Seven years ago, I was sitting in the back-seat of a parked car. My family had decided to climb the nearby mountains to catch a view of the fireworks and, more importantly, to watch from a safe distance the crumbling of civilization as we then knew it. A blackout was expected, our bank accounts would disappear. Y2K hysteria was as prevalent as homemade firecrackers. But, I remember wanting to stay up for something else. I needed to be up for the end of the year - to drag it on as long as possible - even as my eyes watered and I yawned at the skyline.

New Year's is rarely about its title. "Glad that's fucking over" and "It was awesome" rule over the "I can't wait for ____." It's a time when we are forced to summarize, to take everything, wrap it in the cloth of memory and stamp it with a resounding: "done."

This 2007, I found myself doing what my non-13-year-old self does best on vacation - taking a break from work, with friends: inebriated. I nod mechanically to the thumping beat that reliably washes out the silences between the scattered exchanges. The awkward "So how's ____?" is as worn out as the embarrassing pile of "home shirts" that you don't have the heart to throw out, but you do have the self-esteem to leave in your childhood closet. We all revert to the quickest contingency plan: smile, say "cheers," and grind away our New Year's resolutions.
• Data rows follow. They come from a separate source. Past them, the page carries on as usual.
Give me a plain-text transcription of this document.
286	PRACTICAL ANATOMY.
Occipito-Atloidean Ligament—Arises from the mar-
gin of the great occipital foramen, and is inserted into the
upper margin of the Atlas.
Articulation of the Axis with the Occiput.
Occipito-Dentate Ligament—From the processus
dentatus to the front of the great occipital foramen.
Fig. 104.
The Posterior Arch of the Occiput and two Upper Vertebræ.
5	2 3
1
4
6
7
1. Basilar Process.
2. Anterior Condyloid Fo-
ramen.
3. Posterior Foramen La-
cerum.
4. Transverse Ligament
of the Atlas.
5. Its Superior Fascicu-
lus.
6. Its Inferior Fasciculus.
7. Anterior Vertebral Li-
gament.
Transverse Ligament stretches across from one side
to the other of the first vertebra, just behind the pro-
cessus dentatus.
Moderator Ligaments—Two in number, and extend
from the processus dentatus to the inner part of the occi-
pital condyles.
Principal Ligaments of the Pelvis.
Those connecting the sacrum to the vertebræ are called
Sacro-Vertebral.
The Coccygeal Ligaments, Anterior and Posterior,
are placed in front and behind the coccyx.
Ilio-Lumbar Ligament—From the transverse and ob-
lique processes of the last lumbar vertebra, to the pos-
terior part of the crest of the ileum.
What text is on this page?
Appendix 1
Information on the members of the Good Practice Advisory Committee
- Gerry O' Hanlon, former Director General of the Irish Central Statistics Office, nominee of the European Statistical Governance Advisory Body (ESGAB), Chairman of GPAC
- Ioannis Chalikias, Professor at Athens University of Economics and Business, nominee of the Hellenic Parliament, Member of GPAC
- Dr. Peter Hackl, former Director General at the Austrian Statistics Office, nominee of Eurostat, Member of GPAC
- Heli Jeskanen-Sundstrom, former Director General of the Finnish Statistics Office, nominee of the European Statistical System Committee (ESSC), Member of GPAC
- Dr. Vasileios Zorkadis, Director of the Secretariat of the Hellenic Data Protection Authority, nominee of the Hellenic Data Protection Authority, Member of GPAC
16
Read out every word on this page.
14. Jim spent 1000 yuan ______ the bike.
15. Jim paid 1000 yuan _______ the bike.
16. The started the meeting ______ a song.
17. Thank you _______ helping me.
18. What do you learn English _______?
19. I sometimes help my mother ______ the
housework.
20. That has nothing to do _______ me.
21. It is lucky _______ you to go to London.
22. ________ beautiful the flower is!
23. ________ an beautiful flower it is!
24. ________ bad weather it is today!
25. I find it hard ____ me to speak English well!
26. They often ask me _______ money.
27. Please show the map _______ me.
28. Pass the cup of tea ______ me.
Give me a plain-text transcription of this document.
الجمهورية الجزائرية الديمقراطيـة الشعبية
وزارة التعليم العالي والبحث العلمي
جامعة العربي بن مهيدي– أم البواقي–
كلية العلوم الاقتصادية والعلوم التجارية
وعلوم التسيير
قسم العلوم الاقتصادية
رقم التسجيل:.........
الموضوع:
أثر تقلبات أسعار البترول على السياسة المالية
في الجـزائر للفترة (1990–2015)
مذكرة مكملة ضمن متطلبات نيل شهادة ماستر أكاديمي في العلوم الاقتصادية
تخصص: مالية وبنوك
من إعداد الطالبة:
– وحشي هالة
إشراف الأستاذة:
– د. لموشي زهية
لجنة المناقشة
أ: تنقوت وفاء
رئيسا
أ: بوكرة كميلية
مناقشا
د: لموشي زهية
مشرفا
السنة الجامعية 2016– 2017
The next morning, as I put on the under-sized, chewed collar of a worn Fun Run shirt I wonder if the 13-year-old me had felt as removed back then as now. I found it was hard to carry out the same New Year's process that I had in high school. I hadn't been part of their year, and they hadn't been part of mine. Suddenly thrown together, we were pushed further apart by our own expectation to connect. Neither in 2006 nor 2007, we waited out the countdown.